She then got up into the hackney; the jarvey shut the door upon her, climbed back on to the box, and, after expressing to the ambient air his desire to be floored if ever he should be so betwattled again, besought his horse to get up.

Bear Alley, which led eastward from the Fleet Market, was a narrow and malodorous lane, where filth of every description lay moldering between the uneven cobbles. The shadow of the great prison seemed to brood over the whole district, and even the people who trod the streets or lounged on doorsteps, had a depressed look not entirely attributable to their circumstances. The coachman inquired of a man in a greasy muffler whether he knew Mr. Goldhanger’s abode, and was directed to a house halfway up the alley, his informant hesitating palpably before answering and seeming disinclined to enter into any sort of conversation.

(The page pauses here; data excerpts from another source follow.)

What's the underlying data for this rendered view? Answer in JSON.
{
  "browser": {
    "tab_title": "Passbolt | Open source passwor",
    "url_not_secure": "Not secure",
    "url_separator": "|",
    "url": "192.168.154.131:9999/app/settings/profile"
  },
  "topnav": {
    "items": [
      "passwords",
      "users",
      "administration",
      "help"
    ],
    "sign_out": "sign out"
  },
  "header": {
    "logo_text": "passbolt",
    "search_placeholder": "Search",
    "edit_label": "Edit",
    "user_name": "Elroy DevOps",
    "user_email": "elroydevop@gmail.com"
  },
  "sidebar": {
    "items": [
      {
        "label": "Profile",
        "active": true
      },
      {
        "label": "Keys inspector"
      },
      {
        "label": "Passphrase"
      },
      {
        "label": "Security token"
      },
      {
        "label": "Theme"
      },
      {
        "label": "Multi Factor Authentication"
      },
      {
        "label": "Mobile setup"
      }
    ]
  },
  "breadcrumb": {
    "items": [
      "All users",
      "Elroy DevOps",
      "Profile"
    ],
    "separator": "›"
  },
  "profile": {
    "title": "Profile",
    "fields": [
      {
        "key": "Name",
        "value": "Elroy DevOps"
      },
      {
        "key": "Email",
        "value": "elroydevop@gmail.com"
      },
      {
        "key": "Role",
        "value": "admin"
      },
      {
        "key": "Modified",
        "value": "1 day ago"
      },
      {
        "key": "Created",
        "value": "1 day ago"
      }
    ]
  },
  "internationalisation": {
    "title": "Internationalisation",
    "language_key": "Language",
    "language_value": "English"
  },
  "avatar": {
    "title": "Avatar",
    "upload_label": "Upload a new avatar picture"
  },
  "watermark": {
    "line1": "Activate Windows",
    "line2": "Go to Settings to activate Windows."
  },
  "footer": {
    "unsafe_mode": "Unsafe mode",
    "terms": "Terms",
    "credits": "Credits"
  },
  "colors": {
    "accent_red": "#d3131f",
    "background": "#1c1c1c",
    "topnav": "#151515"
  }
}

A dingy hackney, once a gentleman’s coach, attracted little notice, but when it drew up and a tall, well-dressed young woman alighted, holding up her flounced skirts to avoid soiling them against a pile of garbage, several loafers and two small, ragged boys drew near to stare at her. Various comments were made, but these were happily phrased in such cant terms as were quite incomprehensible to Sophy. She had been stared out of countenance in too many Spanish and Portuguese villages to be in any way discomposed by the attention she was attracting, and after running a critical eye over her audience, beckoned to one of the small boys, and said with a smile, “Tell me, does a man called Goldhanger live here?”

The urchin gaped at her, but when she held out a shilling to him, caught his breath sharply, and, stretching out a claw of a hand, uttered; “Fust floor!” He then grabbed the coin and took to his heels before any of his seniors could relieve him of it.

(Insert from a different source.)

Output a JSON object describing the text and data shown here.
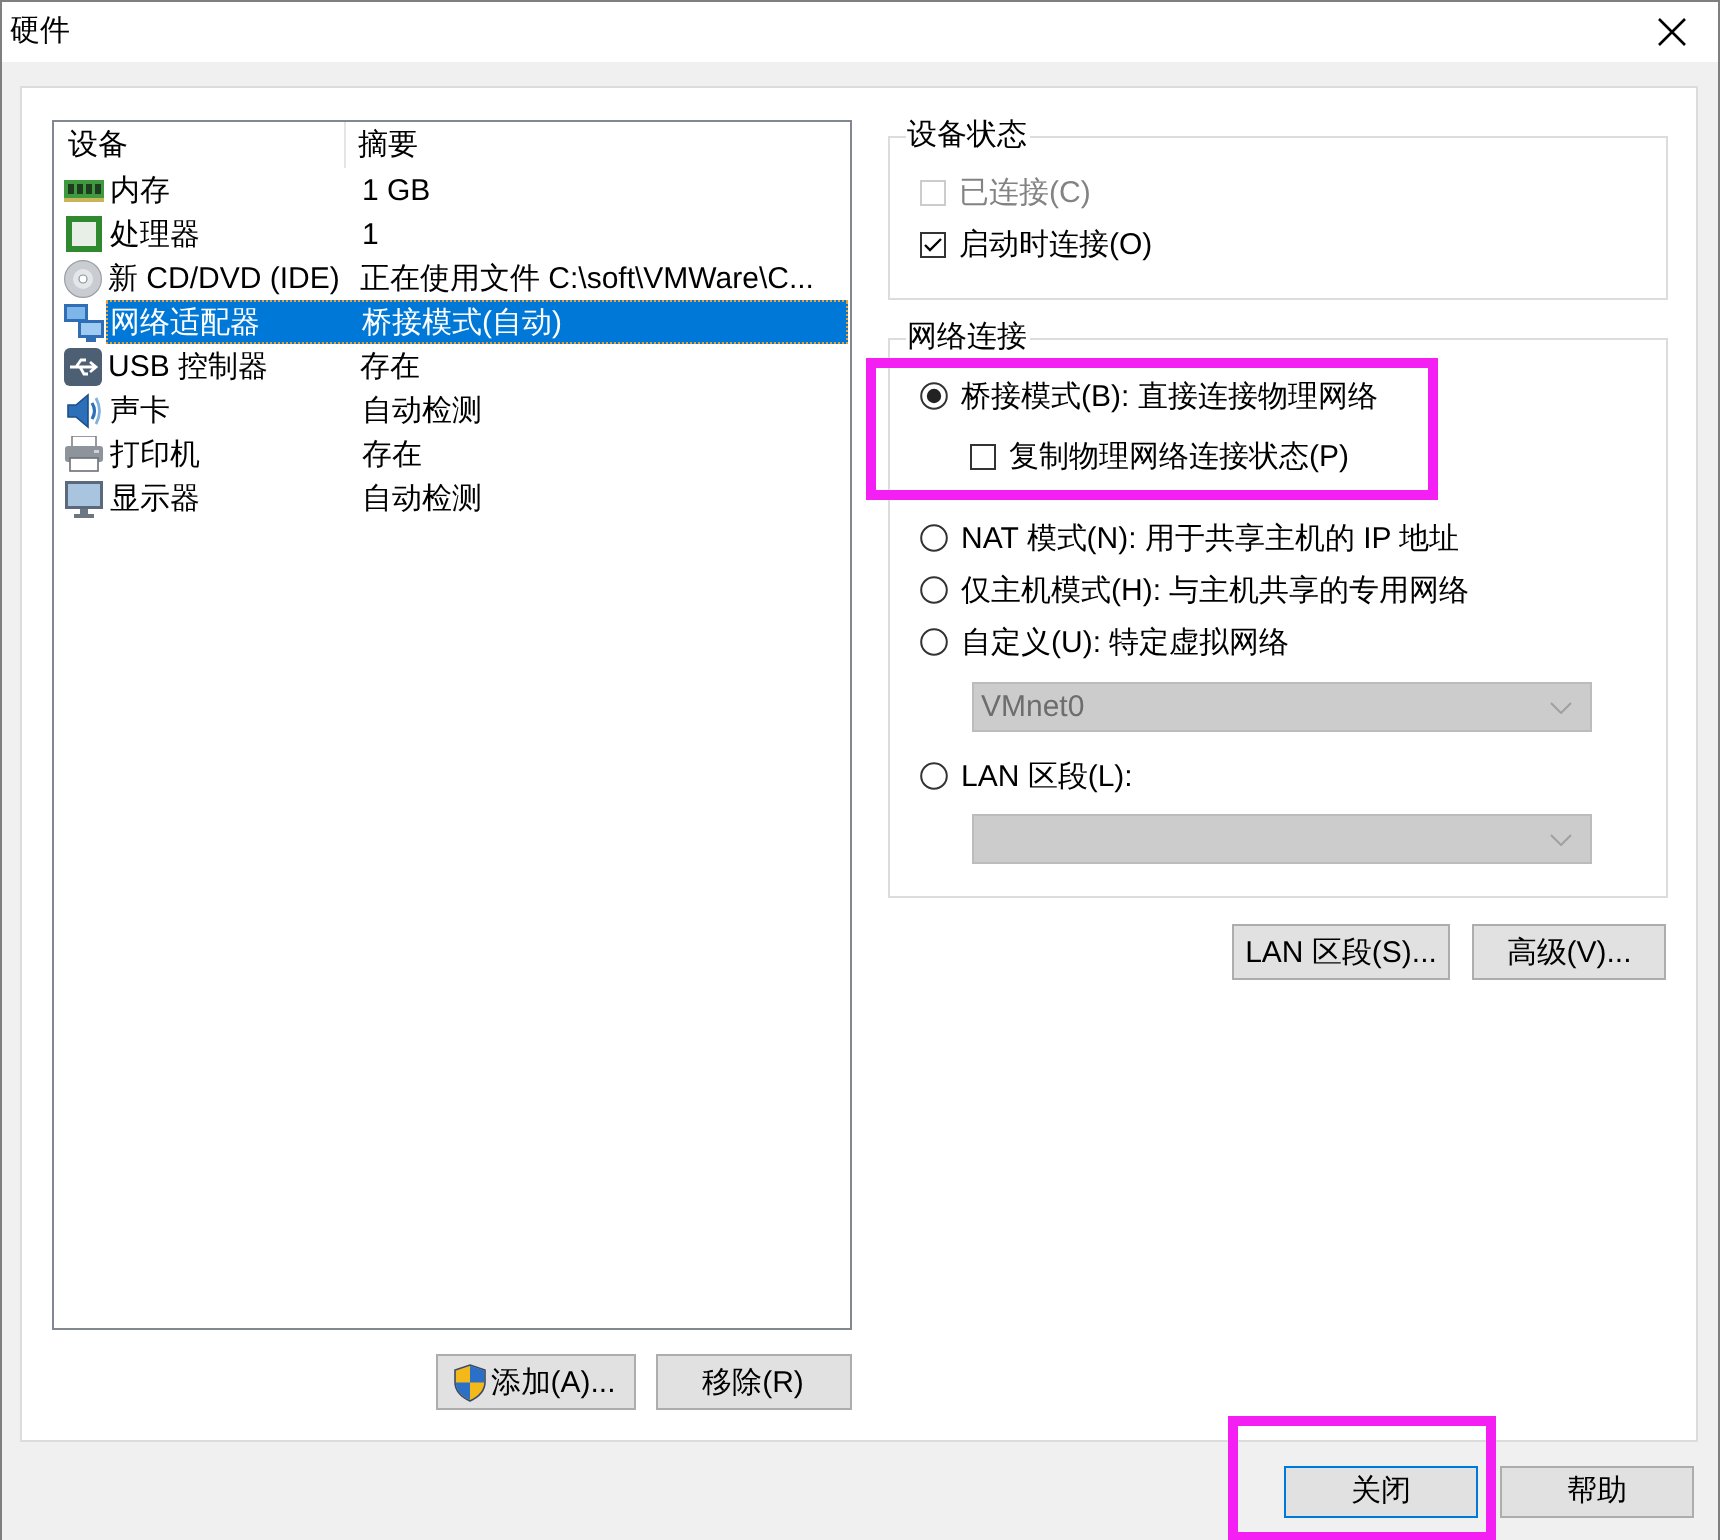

The glimpse of largesse made the crowd converge on Sophy, but the jarvey climbed down from the box, his whip in his hand, and genially invited anyone who had a fancy for a little of the home-brewed to come on. No one accepted the invitation, and Sophy said, “Thank you, but pray do not start a brawl! I wish you will wait for me here, if you please.”

“If I was you, missie,” said the jarvey earnestly, “I’d keep out of a ken like this here, that’s what I’d do! You don’t know what might happen to you!”

“Well, if anything happens to me,” responded Sophy cheerfully, “I shall give a loud scream, and you may come in and rescue me. I shall not, I think, keep you waiting for very long.”

She then picked her way through the kennel and entered the house that had been pointed out to her. The door stood open and a flight of uncarpeted stairs lay at the end of a short passage. She went up them and found herself on a small landing. Two doors gave on to this, so she knocked on them both in an imperative way. There was a pause, and she had an unpleasant feeling that she was being watched. She looked around, but there was no one in sight, and it was only when she turned her head again that she saw that an unmistakable eye was regarding her though a small hole in one of the panels of the door at the back of the house. It disappeared instantly; there was the sound of a key turning in a lock, and the door was slowly opened to reveal a thin, swarthy individual, with long greasy curls and Semitic nose, and an ingratiating leer. He was dressed in a suit of rusty black, and nothing about him suggested sufficient affluence to lend as much as five hundred pence to anyone. His hooded eyes rapidly took in every detail of Sophy’s appearance, from the curled feathers in her high-crowned hat to the neat kid boots upon her feet.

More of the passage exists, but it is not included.